Dontrell Jones the Third (Jalen Gilbert), we learn, is a highly successful student, advanced placement whiz, and accomplished athlete, who has earned his way into Johns Hopkins University. But with all his intellectual accomplishments, Dontrell also remains tapped into the robust imaginary world he has inhabited since childhood.
We meet Dontrell as he lies in bed, dictating a “ships log” into a pocket recorder – a la Star Trek – aimed at “future generations.” He is planning a quest, based on a vivid dream he has had of an ancestor, whom he believes leapt to his death in the Atlantic from a slave ship during the “Middle Passage.”
Contemplating this visions of this heroic journey to encounter his ancestor on the floor of the sea, Dontrell is disturbed as his annoying younger sister, Danielle (Destiny Strothers) calls him to dinner. He must come down on the double, or the two will have to deal with Mom – a force to be reckoned with (as is Shariba Rivers in the role of Mom).
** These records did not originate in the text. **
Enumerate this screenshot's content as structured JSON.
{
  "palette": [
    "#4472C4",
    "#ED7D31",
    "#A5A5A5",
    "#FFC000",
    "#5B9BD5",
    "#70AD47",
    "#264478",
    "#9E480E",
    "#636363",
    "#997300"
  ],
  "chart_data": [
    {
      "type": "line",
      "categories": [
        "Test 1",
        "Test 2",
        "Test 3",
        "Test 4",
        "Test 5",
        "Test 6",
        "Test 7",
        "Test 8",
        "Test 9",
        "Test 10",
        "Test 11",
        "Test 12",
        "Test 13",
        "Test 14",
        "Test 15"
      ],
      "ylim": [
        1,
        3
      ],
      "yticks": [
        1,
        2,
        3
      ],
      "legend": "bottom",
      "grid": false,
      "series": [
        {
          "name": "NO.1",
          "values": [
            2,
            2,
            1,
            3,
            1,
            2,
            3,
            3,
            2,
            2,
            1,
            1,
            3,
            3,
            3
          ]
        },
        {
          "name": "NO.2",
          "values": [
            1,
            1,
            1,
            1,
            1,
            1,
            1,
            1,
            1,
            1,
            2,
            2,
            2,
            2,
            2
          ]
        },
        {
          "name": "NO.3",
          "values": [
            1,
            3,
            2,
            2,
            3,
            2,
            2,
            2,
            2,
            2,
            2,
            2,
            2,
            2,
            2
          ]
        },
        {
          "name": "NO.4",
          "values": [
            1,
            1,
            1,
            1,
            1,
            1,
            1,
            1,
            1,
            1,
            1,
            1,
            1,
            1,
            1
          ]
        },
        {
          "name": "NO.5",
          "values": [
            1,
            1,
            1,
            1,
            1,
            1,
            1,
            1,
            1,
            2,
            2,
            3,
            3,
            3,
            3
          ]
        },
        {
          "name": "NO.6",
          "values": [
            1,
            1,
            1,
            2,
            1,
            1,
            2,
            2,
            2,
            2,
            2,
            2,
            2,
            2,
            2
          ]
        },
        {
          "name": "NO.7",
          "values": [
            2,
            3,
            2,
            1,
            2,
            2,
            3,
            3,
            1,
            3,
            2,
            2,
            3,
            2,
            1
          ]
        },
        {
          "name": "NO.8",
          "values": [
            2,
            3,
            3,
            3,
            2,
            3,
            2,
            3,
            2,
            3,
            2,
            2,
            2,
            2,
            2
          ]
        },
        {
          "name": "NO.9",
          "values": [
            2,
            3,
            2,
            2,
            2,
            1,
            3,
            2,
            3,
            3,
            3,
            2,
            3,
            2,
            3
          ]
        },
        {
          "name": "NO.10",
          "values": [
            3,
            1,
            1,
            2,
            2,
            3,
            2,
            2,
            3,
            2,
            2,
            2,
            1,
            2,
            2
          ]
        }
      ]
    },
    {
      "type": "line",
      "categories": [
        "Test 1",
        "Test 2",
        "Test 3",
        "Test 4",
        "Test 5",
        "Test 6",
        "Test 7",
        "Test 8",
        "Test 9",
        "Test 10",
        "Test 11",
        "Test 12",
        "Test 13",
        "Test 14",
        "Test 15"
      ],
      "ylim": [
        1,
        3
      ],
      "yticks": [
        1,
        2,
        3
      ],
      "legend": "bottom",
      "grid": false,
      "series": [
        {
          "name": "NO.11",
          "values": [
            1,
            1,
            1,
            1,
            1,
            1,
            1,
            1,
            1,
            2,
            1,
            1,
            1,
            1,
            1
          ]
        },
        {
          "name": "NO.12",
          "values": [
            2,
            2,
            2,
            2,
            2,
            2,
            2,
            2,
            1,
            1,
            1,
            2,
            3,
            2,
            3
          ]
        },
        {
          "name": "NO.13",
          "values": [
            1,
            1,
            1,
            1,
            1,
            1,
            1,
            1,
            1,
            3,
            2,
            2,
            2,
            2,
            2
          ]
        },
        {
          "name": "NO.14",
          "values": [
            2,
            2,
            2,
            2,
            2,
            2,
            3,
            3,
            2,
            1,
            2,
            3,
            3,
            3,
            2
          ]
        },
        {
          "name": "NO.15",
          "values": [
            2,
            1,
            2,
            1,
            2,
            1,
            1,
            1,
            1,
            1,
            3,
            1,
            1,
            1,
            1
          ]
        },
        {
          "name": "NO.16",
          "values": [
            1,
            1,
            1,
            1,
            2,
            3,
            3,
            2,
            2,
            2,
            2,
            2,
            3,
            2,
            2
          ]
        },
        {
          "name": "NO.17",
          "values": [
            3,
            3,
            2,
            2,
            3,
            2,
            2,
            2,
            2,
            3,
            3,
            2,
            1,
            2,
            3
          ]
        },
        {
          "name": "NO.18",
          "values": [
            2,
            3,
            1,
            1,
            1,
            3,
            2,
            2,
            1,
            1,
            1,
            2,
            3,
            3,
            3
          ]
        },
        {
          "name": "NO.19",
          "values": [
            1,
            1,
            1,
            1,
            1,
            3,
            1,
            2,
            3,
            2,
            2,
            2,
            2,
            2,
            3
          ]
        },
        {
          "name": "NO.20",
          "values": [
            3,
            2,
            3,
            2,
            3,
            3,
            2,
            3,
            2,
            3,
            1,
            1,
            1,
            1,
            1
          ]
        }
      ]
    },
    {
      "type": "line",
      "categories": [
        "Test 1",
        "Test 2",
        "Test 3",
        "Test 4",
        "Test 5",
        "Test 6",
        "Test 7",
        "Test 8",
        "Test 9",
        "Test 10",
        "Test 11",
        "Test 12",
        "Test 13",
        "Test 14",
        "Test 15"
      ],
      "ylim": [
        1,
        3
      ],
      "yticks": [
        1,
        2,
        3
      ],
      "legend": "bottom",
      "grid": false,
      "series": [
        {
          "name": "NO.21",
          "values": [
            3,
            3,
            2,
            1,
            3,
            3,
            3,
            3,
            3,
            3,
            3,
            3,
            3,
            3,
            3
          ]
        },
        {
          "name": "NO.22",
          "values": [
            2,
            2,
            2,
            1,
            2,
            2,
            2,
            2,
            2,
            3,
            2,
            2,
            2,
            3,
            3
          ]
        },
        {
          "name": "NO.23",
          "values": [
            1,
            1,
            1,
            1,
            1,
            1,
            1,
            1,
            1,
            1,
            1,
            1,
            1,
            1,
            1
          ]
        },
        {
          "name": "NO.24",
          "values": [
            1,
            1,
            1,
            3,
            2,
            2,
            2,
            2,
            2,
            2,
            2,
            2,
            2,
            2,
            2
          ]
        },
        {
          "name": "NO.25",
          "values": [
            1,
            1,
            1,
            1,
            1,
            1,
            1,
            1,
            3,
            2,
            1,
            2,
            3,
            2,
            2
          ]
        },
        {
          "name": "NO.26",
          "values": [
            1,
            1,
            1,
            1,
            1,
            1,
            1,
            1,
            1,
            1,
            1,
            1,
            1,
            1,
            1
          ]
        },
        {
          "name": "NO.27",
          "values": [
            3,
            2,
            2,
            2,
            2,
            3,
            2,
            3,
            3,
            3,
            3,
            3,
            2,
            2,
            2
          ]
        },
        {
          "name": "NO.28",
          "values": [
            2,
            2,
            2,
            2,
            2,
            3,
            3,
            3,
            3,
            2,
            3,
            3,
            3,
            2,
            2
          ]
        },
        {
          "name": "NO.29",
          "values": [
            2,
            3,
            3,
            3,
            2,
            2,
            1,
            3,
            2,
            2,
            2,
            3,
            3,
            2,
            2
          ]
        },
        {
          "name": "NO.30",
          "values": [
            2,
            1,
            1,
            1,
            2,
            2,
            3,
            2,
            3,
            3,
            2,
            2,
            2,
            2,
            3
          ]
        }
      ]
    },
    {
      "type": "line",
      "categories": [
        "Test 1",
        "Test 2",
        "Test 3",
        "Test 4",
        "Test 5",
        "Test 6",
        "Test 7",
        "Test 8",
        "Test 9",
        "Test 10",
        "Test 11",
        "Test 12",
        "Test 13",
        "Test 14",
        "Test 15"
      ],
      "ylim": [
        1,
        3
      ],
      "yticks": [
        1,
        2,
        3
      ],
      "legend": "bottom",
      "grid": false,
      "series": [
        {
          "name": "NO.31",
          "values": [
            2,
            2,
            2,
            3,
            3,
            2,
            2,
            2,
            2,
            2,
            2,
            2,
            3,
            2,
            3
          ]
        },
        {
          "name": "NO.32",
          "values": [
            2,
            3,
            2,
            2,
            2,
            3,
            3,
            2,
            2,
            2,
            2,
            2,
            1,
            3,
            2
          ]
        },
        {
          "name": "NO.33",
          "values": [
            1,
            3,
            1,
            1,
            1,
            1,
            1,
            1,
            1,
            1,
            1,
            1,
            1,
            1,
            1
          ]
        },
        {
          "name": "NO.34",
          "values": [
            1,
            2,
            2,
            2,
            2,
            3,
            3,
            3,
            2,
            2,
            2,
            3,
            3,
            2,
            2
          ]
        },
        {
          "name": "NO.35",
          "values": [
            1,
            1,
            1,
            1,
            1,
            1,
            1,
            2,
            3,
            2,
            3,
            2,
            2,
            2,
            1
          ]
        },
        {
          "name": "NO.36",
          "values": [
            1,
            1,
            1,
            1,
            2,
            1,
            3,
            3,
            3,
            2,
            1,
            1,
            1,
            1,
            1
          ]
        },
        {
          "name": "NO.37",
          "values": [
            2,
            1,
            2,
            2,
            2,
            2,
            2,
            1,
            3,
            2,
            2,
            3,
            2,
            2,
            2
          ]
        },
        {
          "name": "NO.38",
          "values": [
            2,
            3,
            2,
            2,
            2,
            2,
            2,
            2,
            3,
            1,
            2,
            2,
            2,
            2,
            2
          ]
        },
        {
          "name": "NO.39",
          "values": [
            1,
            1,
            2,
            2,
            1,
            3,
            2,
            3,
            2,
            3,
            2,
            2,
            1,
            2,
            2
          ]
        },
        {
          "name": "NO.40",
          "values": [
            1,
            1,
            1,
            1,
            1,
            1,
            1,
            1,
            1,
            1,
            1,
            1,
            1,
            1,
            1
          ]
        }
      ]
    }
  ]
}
Next scene finds Dontrell diving into the deep end of the pool to teach himself to swim. He nearly drowns and is pulled out, unconscious, by life guard Erika (Kayla Raelle Holder). Dontrell immediately asks his savior to further his quest, and to be his swim coach.
This pair also play archetypes: Dontrell, as innocent youth; and Erika, his mentor (and perhaps, a magical water nymph?). A sleepover at Erika’s soon leads to romance, and revealing stories.
Having mastered swimming, Dontrell decides to tackle diving to reach that ancestor. Erika in tow, Dontrell heads home, and soon enough Mom and Dad (Brian Nelson Jr. is powerful) learn of his plans. Fireworks ensue. Cousin Shea (Brianna Buckley) and best friend Robby (Jerome Beck) ably deliver key roles in this drama. Playwright Davis has thoughtfully given each character at least one show-stopping moment of delivery, offering powerful dramatic moments.
The production of Dontrell, Who Kiss the Sea has received a visionary expression in its direction by Chika Ike, with scenic design by Eleanor Khan and lighting design by Rachel Levy. This dynamic production is furthered by an original sound score (Sarah D. Espinoza) artfully choreographed scenes (Breon Arzell and Gaby Lobotka), and seven players in a movie-star-caliber cast (casting is by Catherine Miller).
The play also glides along on the magical side, with the troupe enveloping the audience in evocative chant and dance rituals, all readily resonate, especially if you have seen Black Panther (though the timing was purely coincidental).
The play has been produced previously in Indianapolis, Washington, Los Angeles and other cities, and was selected to be part of the National Rolling Premiers of the New Play Network. (That program fosters premiers of new plays in multple cities within a 12-month period.)
Davis also tapped into a trending African-American magic realism, the creative zeitgeist seen in Colson White’s novel Underground Railroad and the current cultural movie phenomenon, Black Panther. Davis, with an MFA from Indiana University, a graduate of Juilliard's Playwrights Program and a lecturer at Princeton, along with the magic, has also brought a kind of classicism and erudition to this script. Hopefully this show will be picked up for a larger venue following its current run. But don't take a chance on missing it.
Dontrell Who Kissed the Sea comes highly recommended. It runs at The Den Theatre through March 31.